Can Fine-Tuning Erase Your Edits? On the Fragile Coexistence of Knowledge Editing and Adaptation
Yinjie Cheng 1, Paul Youssef 2, Christin Seifert 2, Jörg Schlötterer 2, Zhixue Zhao 1
Published on arXiv
2511.05852
Transfer Learning Attack
OWASP ML Top 10 — ML07
Model Poisoning
OWASP ML Top 10 — ML10
Key Finding
Fine-tuning generally degrades knowledge edits, but malicious edits can persist and transfer to fine-tuned models, posing a safety risk; AlphaEdit edits decay more than MEMIT edits under fine-tuning
Knowledge editing has emerged as a lightweight alternative to retraining for correcting or injecting specific facts in large language models (LLMs). Meanwhile, fine-tuning remains the default operation for adapting LLMs to new domains and tasks. Despite their widespread adoption, these two post-training interventions have been studied in isolation, leaving open a crucial question: if we fine-tune an edited model, do the edits survive? This question is motivated by two practical scenarios: removing covert or malicious edits, and preserving beneficial edits. If fine-tuning impairs edits (Fig.1), current KE methods become less useful, as every fine-tuned model would require re-editing, which significantly increases the cost; if edits persist, fine-tuned models risk propagating hidden malicious edits, raising serious safety concerns. To this end, we systematically quantify edit decay after fine-tuning, investigating how fine-tuning affects knowledge editing. Our results show that edits decay after fine-tuning, with survival varying across configurations, e.g., AlphaEdit edits decay more than MEMIT edits.
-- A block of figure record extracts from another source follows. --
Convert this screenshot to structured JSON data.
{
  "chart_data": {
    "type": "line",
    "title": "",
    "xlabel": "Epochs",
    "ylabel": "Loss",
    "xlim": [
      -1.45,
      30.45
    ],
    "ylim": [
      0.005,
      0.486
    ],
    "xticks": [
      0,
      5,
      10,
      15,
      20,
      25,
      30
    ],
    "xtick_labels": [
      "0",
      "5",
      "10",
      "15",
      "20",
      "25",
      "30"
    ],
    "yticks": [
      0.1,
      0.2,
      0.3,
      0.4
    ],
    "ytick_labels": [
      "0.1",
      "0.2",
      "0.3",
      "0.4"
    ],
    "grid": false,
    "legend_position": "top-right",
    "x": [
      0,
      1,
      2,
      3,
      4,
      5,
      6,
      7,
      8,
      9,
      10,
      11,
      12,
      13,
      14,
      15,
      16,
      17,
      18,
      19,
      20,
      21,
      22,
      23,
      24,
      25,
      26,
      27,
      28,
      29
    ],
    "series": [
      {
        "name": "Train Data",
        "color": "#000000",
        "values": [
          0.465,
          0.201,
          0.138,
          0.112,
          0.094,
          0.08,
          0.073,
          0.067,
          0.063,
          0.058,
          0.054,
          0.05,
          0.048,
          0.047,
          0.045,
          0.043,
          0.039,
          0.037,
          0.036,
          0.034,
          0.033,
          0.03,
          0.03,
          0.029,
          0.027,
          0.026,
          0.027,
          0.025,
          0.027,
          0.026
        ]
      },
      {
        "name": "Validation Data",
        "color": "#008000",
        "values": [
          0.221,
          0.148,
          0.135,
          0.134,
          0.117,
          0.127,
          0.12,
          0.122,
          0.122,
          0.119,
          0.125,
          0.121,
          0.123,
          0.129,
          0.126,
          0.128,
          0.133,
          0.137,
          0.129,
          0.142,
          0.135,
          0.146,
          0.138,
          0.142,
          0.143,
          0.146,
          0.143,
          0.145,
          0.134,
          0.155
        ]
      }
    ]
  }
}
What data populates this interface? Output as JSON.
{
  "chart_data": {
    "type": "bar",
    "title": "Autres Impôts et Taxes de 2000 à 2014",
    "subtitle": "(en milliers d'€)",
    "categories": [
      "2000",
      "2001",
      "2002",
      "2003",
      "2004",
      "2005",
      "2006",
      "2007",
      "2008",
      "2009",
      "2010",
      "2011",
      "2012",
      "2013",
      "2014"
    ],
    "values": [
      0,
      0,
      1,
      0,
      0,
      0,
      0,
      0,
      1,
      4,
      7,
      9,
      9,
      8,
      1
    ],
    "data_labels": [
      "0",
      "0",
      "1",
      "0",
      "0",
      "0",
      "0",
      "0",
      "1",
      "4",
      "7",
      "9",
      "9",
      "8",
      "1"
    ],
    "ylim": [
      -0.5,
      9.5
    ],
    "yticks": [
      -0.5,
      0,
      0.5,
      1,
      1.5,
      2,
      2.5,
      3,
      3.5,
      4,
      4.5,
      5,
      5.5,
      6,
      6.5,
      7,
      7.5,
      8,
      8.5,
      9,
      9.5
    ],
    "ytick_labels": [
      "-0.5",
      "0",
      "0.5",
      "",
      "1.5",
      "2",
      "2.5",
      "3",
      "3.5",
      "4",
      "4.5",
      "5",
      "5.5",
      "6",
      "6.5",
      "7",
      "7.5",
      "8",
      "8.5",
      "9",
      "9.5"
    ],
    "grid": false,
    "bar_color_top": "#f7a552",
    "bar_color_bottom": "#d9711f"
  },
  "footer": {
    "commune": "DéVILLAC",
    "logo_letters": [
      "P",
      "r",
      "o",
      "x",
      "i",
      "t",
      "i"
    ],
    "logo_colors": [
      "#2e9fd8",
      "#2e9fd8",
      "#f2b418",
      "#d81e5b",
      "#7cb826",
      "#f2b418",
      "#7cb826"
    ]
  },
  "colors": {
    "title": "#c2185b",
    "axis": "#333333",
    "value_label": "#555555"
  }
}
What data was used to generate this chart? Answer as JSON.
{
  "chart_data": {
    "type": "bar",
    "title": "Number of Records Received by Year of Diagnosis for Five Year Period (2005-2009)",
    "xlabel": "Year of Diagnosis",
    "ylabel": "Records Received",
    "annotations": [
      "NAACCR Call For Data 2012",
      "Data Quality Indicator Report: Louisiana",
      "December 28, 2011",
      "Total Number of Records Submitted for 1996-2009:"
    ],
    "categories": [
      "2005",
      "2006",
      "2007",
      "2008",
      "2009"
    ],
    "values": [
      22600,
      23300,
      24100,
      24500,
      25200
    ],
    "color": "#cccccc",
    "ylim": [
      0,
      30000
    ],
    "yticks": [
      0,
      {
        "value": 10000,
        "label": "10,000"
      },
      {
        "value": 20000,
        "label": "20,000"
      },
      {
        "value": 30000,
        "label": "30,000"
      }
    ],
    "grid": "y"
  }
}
Further, we find that fine-tuning edited layers only can effectively remove edits, though at a slight cost to downstream performance. Surprisingly, fine-tuning non-edited layers impairs more edits than full fine-tuning. Overall, our study establishes empirical baselines and actionable strategies for integrating knowledge editing with fine-tuning, and underscores that evaluating model editing requires considering the full LLM application pipeline.
Key Contributions
- First systematic empirical study of knowledge edit survival under fine-tuning across 5 LLMs, 2 KE methods (MEMIT, AlphaEdit), and 3 fine-tuning approaches (full, LoRA, DoRA) yielding 232 configurations
- Finds edits generally decay after fine-tuning but malicious edits can persist and propagate into fine-tuned models, with edit survival varying by method and model size
- Shows that fine-tuning only the edited layers effectively removes edits, while fine-tuning non-edited layers impairs more edits than full fine-tuning
🛡️ Threat Analysis
Core investigation is whether edits — including malicious ones injected via knowledge editing — survive subsequent fine-tuning and adapter-based adaptation, directly addressing ML07's concern of hidden behaviors persisting through the fine-tuning process.
Paper explicitly models malicious knowledge edits (BadEdit, misinformation injection, biasing) as a form of model poisoning, evaluating whether such hidden targeted behaviors are retained or neutralized after fine-tuning across five LLMs.